2 – Lettre pour du Clairon. (G.A.)

 

 

 

 

 

à Madame la marquise du Deffant.

 

21 Novembre 1766.

 

 

          La Lettre au docteur Pansophe, madame, est de l’abbé Coyer, j’en suis très certain, non seulement parce que ceux qui en sont certains me l’ont assuré, mais parce que, ayant été au commencement de l’année en Angleterre, il n’y a que lui qui puisse connaître les noms anglais qui sont cités dans cette lettre. Je connais d’ailleurs son style ; en un mot je suis sûr de mon fait.

 

          Il est fort mal à lui, qui se dit mon ami, de s’être servi de mon nom et de feindre que j’écris une lettre à Jean-Jacques, quand je dis qu’il y a sept ans que je ne lui ai écrit. Je me ferais sans doute honneur de cette Lettre au docteur Pansophe si elle était de moi. Il y a des choses charmantes et de la meilleure plaisanterie ; il y a pourtant des longueurs, des répétitions et quelques endroits un peu louches. Il faut avouer en général que le ton de la plaisanterie est, de toutes les clefs de la musique française, celle qui se chante le plus aisément. On doit être sûr du succès, quand on se moque gaiement de son prochain, et je m’étonne qu’il y ait à présent si peu de bons plaisants dans un pays où l’on tourne tout en raillerie.

 

          Pour moi, je vous assure, madame, que je n’ai point du tout songé à railler, quand j’ai écrit à David Hume : c’est une lettre que je lui ai réellement envoyée ; elle a été écrite au courant de la plume.

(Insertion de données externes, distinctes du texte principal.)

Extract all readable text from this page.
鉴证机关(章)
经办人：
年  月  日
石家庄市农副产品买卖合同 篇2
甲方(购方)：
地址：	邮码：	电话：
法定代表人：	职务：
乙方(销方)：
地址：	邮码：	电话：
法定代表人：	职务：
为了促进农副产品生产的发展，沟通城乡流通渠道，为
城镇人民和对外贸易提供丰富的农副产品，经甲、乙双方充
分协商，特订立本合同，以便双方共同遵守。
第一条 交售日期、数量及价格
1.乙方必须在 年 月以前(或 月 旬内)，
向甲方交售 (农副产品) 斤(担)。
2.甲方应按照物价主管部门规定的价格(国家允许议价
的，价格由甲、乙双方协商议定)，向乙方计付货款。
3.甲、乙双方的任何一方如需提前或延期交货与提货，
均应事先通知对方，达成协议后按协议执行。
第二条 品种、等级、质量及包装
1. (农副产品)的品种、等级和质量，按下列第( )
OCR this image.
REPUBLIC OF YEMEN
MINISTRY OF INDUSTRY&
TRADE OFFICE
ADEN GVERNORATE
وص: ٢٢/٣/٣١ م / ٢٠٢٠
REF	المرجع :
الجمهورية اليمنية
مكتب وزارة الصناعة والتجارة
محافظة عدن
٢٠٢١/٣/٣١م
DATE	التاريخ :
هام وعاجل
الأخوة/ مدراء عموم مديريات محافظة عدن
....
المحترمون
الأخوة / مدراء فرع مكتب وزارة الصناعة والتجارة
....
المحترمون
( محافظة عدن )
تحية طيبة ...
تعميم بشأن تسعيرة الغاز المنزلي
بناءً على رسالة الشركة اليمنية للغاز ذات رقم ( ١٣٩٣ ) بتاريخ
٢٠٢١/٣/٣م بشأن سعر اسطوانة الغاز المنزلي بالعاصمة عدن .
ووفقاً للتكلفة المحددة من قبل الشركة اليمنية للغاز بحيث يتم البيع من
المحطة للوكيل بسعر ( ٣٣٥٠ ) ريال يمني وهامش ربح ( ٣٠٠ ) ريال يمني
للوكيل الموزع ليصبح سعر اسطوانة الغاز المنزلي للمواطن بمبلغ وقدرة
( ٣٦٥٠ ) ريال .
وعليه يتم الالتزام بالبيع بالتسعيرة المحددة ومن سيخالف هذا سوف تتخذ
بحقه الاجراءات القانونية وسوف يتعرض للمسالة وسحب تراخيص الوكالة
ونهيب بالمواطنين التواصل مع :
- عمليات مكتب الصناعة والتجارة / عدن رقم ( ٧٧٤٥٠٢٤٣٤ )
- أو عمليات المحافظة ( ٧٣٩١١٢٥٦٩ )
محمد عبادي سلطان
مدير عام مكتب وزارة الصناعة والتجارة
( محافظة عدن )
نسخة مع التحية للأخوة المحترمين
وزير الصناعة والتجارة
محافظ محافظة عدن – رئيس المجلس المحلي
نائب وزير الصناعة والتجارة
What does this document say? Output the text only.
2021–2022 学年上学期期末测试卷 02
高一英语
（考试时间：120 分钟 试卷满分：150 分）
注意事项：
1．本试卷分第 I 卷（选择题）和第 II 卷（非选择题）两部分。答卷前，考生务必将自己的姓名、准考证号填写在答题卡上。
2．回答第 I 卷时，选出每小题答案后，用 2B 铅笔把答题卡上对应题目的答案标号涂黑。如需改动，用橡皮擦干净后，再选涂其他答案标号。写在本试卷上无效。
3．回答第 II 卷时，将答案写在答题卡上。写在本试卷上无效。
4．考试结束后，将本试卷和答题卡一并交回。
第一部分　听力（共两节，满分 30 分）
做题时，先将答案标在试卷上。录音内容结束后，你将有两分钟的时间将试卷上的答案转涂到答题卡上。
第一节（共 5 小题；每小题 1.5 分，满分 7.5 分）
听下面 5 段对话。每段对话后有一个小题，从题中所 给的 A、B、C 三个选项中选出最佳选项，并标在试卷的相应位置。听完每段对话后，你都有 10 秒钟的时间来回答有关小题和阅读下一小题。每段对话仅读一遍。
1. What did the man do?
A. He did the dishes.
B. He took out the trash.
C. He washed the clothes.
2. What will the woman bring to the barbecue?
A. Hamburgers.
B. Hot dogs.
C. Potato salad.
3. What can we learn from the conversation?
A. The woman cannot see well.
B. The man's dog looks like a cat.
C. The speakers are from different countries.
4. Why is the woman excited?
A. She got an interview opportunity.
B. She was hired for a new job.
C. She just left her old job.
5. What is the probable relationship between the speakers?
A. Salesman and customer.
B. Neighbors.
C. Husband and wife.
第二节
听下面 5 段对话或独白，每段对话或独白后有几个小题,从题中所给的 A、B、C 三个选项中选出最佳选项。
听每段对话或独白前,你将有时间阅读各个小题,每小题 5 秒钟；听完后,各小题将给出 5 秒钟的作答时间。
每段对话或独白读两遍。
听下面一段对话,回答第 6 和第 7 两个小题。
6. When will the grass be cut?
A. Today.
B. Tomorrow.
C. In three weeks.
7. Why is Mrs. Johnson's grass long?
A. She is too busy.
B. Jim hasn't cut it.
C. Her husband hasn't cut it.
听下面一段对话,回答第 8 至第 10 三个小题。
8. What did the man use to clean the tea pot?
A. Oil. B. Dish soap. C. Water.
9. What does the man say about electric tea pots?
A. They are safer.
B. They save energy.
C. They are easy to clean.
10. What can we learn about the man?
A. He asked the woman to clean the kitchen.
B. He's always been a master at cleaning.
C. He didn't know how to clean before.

Je n’avais que des faits et des dates à lui apprendre ; il fallait absolument me justifier des calomnies dont ce fou de Jean-Jacques m’avait chargé.

 

          C’est un méchant fou que Jean-Jacques ; il est un peu calomniateur de son métier ; il ment avec des distinctions de jésuite et avec l’impudence d’un janséniste.

 

          Connaissez-vous, madame, un petit Abrégé de l’Histoire de l’Eglise (1), orné d’une préface du roi de Prusse ? Il parle en homme qui est à la tête de cent quarante mille vainqueurs, et s’exprime avec plus de fierté et de mépris que l’empereur Julien. Quoiqu’il verse le sang humain dans les batailles, il a été cruellement indigné de celui qu’on a répandu dans Abbeville.

 

          L’assassinat juridique des Calas et le meurtre du chevalier de La Barre n’ont pas fait honneur aux Welches dans les pays étrangers. Votre nation est partagée en deux espèces : l’une de singes oisifs qui se moquent de tout, et l’autre, de tigres qui déchirent. Plus la raison fait de progrès d’un côté, et plus de l’autre le fanatisme grince des dents. Je suis quelquefois profondément attristé, et puis je me console en faisant mes tours de singe sur la corde.

 

          Pour vous, madame, qui n’êtes ni de l’espère des tigres ni de celle des singes, et qui vous consolez au coin de votre feu, avec des amis dignes de vous, de toutes les horreurs et de toutes les folies de ce monde, prolongez en paix votre carrière. Je fais mille vœux pour vous et pour M. le président Hénault. Mille tendres respects.

 

 

1 – Par l’abbé de Prades. (G.A.)

 

 

 

 

 

à M. Damilaville.

 

21 Novembre 1766.

 

 

          J’ai lu, mon cher ami, la Lettre au docteur Pansophe, qu’on m’attribuait. Je voudrais l’avoir faite, et sans doute, si je l’avais faite, je ne la désavouerais. Elle est charmante, quoiqu’il y ait des longueurs et des répétitions. Il n’est pas douteux qu’elle ne soit de l’abbé Coyer ; mais, s’il ne l’avoue pas, je dois regarder cette réticence comme un mauvais procédé à mon égard : sa gloire et son honneur doivent l’engager à dire la vérité.

 

          Bonsoir. Je n’ai pas un moment à moi et vous vous en apercevrez bientôt. Je vous embrasse vous et les vôtres.